NHTSA has authority to grant petitions to allow up to 2,500 vehicles per manufacturer yearly to operate on U.S. roads without required human controls but the agency has spent years reviewing several exemption petitions without taking action.

U.S. Transportation Secretary Sean Duffy said the exemption process has been "bogging developers down in unnecessary red tape that makes it impossible to keep pace with the latest technologies."

Automakers have expressed frustration with the agency’s slow reviews of autonomous vehicles. Under the law, fully self-driving vehicles do not need NHTSA approval if they have required human controls.

Manufacturers must demonstrate vehicles without human controls provide an equivalent safety level and exemptions are in the public interest. 
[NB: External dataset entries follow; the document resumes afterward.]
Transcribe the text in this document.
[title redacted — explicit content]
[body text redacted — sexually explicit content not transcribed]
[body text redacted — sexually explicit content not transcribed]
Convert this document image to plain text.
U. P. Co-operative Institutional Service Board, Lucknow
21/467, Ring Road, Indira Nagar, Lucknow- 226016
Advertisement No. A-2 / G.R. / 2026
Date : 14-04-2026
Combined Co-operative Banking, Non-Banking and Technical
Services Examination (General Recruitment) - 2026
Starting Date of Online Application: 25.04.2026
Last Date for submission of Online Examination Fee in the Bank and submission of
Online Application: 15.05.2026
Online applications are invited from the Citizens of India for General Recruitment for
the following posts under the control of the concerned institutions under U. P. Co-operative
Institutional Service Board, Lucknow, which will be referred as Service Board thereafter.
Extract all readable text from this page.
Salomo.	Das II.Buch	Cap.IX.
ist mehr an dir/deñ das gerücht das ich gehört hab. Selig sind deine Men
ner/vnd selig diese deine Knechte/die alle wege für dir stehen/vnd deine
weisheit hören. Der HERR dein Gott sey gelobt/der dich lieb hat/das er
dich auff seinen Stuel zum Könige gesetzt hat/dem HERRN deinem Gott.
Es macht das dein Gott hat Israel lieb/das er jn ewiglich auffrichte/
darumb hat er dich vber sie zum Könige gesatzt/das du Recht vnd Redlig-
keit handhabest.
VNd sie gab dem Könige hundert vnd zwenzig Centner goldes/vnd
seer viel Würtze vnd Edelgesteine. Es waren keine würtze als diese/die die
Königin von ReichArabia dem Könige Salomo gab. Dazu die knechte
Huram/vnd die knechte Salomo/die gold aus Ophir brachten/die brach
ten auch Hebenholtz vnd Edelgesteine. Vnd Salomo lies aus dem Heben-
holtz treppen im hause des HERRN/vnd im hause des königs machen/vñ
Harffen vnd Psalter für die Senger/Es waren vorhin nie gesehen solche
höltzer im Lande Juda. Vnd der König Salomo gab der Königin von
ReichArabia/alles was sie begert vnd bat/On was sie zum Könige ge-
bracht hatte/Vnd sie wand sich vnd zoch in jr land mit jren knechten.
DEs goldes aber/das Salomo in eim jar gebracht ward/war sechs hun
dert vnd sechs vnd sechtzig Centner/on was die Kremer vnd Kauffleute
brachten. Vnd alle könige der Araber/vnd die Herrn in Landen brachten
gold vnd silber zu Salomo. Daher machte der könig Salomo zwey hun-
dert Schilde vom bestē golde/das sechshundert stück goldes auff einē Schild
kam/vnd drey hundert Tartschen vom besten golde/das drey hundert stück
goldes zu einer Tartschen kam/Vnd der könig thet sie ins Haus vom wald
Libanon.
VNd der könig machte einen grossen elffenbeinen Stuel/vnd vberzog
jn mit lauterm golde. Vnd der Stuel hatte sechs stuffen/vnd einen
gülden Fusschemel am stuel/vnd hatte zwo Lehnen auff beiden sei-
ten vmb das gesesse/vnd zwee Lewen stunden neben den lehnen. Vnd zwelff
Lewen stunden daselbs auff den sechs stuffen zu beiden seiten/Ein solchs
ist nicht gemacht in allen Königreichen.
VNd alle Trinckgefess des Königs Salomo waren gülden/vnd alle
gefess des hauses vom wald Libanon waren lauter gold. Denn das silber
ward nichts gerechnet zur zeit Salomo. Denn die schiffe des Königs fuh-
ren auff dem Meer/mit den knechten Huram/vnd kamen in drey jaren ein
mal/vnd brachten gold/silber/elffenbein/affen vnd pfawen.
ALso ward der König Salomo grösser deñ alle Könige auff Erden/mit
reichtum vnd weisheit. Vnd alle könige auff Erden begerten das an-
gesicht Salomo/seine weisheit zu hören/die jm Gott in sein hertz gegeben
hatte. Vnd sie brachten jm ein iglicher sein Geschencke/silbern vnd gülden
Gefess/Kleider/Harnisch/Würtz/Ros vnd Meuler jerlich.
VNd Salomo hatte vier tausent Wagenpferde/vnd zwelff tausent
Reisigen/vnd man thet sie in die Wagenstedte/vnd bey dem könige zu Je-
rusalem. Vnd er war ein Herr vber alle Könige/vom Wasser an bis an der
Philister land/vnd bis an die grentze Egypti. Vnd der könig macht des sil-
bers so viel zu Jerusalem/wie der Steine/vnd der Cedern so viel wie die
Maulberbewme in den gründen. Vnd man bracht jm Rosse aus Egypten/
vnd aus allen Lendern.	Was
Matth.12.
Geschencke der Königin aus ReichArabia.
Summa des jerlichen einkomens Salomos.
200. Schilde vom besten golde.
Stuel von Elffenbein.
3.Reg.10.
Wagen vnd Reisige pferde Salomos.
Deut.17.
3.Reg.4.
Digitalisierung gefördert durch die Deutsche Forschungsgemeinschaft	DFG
In 2018, GM petitioned NHTSA to deploy up to 2,500 cars without steering wheels or brake pedals on U.S. roads. In 2020, GM withdrew the petition. GM in 2022 again sought NHTSA approval to deploy vehicles without human controls. GM withdrew the petition in October.

GM said last year it would halt funding of its self-driving Cruise robotaxi business after one of its robotaxis seriously injured a pedestrian and it had to pay a $500,000 criminal fine to resolve a Justice Department probe.

 Ford in 2023 withdrew its self-driving petition filed in July 2021 with NHTSA, citing its decision to close its self-driving venture Argo AI in 2022.

In April, the Trump administration said it aims to speed deployment of self-driving vehicles by exempting some from certain safety requirements and easing rules requiring reporting of safety incidents and released a new framework to boost autonomous vehicles to help U.S. automakers compete with Chinese rivals.

Tesla (NASDAQ:TSLA) tentatively plans to begin offering rides on its self-driving robotaxis to the public on June 22, CEO Elon Musk said this week, but those vehicles have required human controls. NHTSA sent Tesla a letter last month asking questions about the plan.